As an example of a Peace Corps community health project, Donohue pointed to a volunteer who organized a local theater troupe to travel to Ouagadougou for training from a professional theater troupe. Their training on scriptwriting and theatrical delivery helped them communicate important HIV-prevention messages to their neighbors in an effective, entertaining manner, she said. Funding for the project came from a small U.S. Agency for International Development (USAID) fund for Peace Corps projects, she said.

Volunteers working with Burkina Faso's Ministry of Secondary Education teach science and math to secondary education students -- most aged 12 to 18. As an additional responsibility, many also teach English. Keeping students in school through their middle- and high-school years is a challenge, Donahue said, as family responsibilities draw many students from the classroom. Just 30 percent of boys and 15 percent of girls attend secondary school, she said.

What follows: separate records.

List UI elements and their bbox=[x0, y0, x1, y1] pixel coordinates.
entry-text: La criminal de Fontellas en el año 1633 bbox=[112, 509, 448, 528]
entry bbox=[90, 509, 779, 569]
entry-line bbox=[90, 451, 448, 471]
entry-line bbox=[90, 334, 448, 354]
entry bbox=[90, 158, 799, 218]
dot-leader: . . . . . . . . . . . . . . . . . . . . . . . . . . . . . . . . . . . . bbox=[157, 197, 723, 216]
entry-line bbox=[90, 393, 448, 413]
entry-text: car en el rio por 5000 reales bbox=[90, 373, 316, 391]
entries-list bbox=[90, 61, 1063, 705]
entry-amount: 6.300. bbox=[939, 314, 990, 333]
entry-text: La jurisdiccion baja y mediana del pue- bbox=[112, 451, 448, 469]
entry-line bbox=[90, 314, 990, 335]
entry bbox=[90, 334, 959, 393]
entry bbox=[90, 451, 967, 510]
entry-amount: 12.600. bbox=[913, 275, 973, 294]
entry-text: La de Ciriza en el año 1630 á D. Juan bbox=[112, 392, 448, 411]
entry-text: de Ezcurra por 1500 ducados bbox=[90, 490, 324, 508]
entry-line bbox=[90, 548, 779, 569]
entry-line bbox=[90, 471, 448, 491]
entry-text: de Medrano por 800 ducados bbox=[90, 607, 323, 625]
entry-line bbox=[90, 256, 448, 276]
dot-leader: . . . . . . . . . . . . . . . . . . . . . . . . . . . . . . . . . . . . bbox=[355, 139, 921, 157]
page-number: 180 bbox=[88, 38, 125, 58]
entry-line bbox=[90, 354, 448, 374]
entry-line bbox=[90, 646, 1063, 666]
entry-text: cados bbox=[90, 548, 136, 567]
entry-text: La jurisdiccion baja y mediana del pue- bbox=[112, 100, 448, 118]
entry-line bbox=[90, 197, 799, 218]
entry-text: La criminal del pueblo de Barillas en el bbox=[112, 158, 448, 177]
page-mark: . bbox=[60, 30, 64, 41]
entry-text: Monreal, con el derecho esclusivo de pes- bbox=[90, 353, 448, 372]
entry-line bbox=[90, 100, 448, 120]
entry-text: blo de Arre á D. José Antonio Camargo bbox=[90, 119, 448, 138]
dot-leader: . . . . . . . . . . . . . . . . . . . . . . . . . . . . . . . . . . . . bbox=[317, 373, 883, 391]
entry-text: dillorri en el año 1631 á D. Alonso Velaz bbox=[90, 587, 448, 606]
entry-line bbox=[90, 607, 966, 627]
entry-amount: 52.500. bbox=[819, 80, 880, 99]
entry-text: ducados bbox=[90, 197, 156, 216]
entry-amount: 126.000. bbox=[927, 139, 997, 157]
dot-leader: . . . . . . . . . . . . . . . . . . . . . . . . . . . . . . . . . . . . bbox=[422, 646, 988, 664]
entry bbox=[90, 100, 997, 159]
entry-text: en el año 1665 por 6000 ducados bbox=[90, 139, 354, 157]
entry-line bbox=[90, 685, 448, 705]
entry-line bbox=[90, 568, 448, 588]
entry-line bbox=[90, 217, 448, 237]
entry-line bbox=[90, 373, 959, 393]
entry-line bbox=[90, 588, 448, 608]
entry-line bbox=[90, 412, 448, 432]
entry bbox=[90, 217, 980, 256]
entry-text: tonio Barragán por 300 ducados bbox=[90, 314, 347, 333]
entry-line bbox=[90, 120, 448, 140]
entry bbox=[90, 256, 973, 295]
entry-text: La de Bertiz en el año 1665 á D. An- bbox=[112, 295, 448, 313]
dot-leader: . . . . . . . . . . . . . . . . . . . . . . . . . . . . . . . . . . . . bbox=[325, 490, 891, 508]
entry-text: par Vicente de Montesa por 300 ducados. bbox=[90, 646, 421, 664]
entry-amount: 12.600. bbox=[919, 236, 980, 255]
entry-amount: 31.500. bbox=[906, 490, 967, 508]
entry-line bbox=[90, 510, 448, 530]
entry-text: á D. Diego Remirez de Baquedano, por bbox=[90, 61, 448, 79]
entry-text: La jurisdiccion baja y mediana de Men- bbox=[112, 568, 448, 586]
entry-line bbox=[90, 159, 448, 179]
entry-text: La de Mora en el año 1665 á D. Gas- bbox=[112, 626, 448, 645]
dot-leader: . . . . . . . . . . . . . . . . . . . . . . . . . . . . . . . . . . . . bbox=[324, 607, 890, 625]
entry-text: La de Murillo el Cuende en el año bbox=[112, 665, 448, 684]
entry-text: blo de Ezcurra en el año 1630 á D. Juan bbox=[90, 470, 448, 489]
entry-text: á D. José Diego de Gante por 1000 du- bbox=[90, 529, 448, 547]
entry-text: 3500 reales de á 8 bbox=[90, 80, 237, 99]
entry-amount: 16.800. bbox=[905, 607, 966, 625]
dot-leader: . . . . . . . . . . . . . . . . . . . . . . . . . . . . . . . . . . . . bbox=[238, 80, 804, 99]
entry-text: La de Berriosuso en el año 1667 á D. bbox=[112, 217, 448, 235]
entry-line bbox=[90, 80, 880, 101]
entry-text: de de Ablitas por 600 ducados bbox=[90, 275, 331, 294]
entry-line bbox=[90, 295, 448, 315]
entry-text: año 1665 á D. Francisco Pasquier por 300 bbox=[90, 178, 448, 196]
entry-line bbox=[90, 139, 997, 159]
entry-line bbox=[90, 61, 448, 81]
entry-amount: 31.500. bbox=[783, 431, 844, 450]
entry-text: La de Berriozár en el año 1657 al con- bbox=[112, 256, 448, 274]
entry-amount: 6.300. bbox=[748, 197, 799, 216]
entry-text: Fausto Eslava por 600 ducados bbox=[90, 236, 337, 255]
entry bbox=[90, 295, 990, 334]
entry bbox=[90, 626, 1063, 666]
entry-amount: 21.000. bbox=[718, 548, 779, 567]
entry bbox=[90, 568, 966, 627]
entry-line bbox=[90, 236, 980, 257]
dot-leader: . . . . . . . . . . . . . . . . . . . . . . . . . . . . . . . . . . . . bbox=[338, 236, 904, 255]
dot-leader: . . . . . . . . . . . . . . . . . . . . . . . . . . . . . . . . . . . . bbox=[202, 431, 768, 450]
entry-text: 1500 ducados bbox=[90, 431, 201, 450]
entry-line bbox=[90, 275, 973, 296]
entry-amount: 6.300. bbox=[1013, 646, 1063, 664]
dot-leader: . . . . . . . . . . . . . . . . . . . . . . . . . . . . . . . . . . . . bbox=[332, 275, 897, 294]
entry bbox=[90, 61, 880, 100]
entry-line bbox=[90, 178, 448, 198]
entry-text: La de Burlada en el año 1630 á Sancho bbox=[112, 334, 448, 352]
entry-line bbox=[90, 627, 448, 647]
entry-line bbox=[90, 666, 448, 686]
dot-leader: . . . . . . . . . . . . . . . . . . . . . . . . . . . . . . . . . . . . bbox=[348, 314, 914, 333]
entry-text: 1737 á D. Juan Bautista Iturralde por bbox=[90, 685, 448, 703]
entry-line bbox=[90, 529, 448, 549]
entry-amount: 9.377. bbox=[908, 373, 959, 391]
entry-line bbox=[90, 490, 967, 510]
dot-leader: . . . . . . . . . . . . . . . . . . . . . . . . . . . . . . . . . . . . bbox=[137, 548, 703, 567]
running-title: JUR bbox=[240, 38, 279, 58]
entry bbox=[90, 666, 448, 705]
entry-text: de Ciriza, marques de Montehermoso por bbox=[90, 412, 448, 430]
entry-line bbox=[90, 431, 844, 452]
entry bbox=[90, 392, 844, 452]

Recently, two education volunteers living in adjoining rural villages organized a Women's Day celebration -- from speeches by local women leaders, to music and dance performances by women, to a women's soccer game -- highlighting girls' talents. The event drew the support of the entire community and helped raise the young women's self-esteem.

The youngest Peace Corps program in Burkina Faso is small business development, Donahue said. In that area, volunteers are working in agribusiness, helping farmers to market and better diversify their crops in order to receive maximum profits from their efforts.

They are also helping entrepreneurs develop business plans and receive small loans to start small businesses such as cyber cafés, shops where customers can access the Internet.

More than 1,300 Peace Corps volunteers have served in Burkina Faso, said M. J. Anthony Holmes, U.S. ambassador to the country. Holmes addressed the new volunteers at their swearing-in ceremony.

Currently, volunteers (more than 7,500) are doing grass-roots development work in 76 countries worldwide, 24 in Africa, Holmes said. Nearly 100 volunteers are now in Burkina Faso -- 44 in education, 41 in health and 12 in small business development.